Positive Technologies expert Egor Dimitrenko discovered a high-severity vulnerability in the VMware vSphere Replication data replication tool. This solution allows organizations to create backups of virtual machines and run them if the main virtual machine reports a failure. The bug could have allowed attackers with access to the VMware vSphere Replication administration web interface to execute arbitrary code on the server with maximum privileges and start lateral movement on the network to seize control of the corporate infrastructure.
VMware has fixed the vulnerability that could have allowed remote command execution on the server. The security flaw is known as CVE-2021-21976 and has a CVSS v3 score of 7.2.
“Vulnerabilities that allow this kind of attack (command injection), can quite often be found in products for administration,” Egor Dimitrenko explains. “Such errors are usually caused by insufficient verification of user input, which subsequently fall into the context of the system command call. Mechanisms to prevent such attacks are normally built into the developer tools, protecting against the possibility of code errors. Nevertheless, there are still anomalies in the code that occurred, for example, when hastily implementing new functionality or as a result of eliminating an existing problem during hotfixes. To exploit the vulnerability found in the VMware product, attackers need credentials. These can be obtained due to the use of weak passwords or by means of social engineering.”
Organizations should follow the recommendations from VMware's official notice to fix the vulnerability.
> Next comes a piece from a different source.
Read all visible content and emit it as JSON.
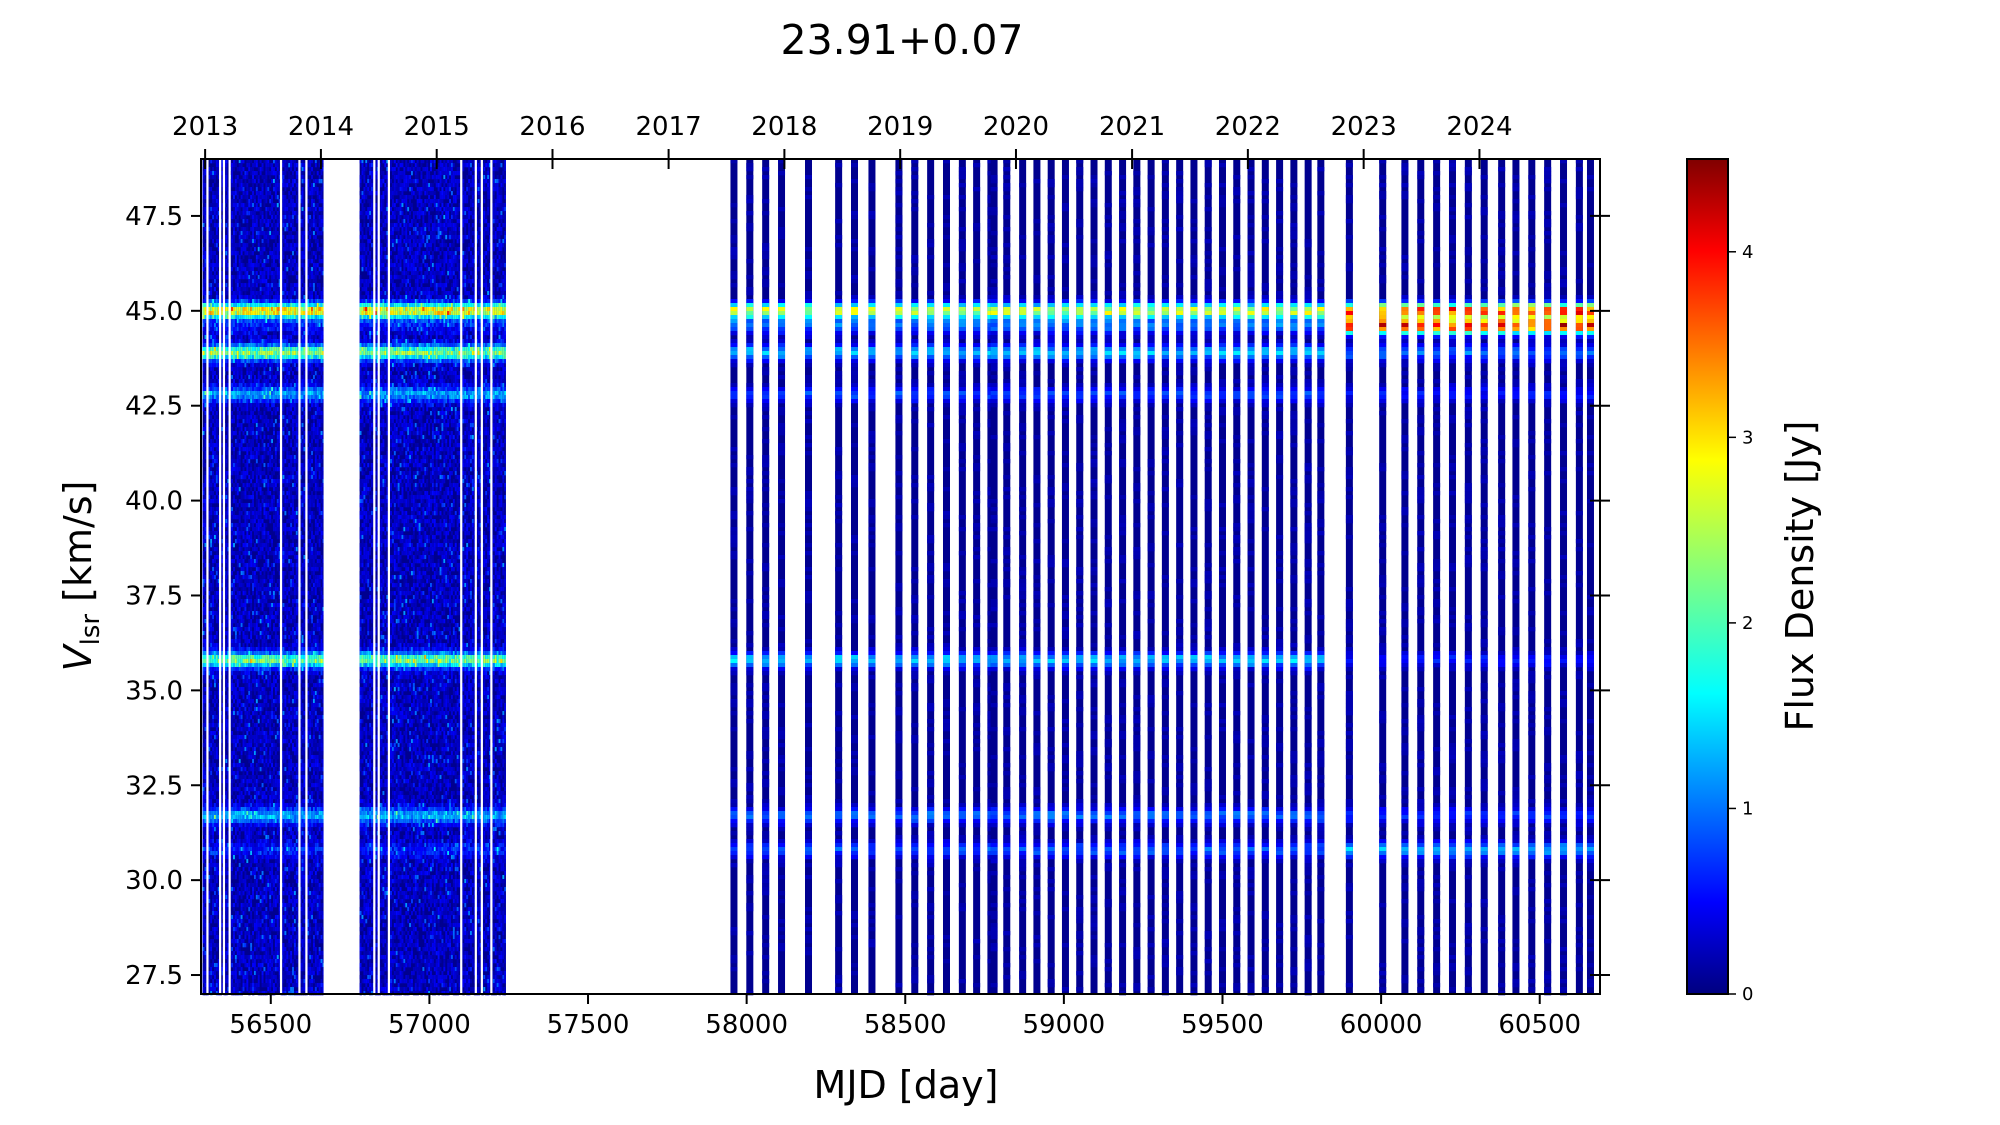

If it is not possible to install an update, then organizations can detect signs of penetration using SIEM solutions that help identify suspicious behavior on the server, register an incident, and prevent the intruders from moving laterally within the corporate network in a timely manner (this is how MaxPatrol SIEM works).
In September 2020, Positive Technologies discovered vulnerabilities of the same class (enabling command injection) in PAN-OS, the operating system used by Palo Alto Networks' next-generation firewalls (NGFW).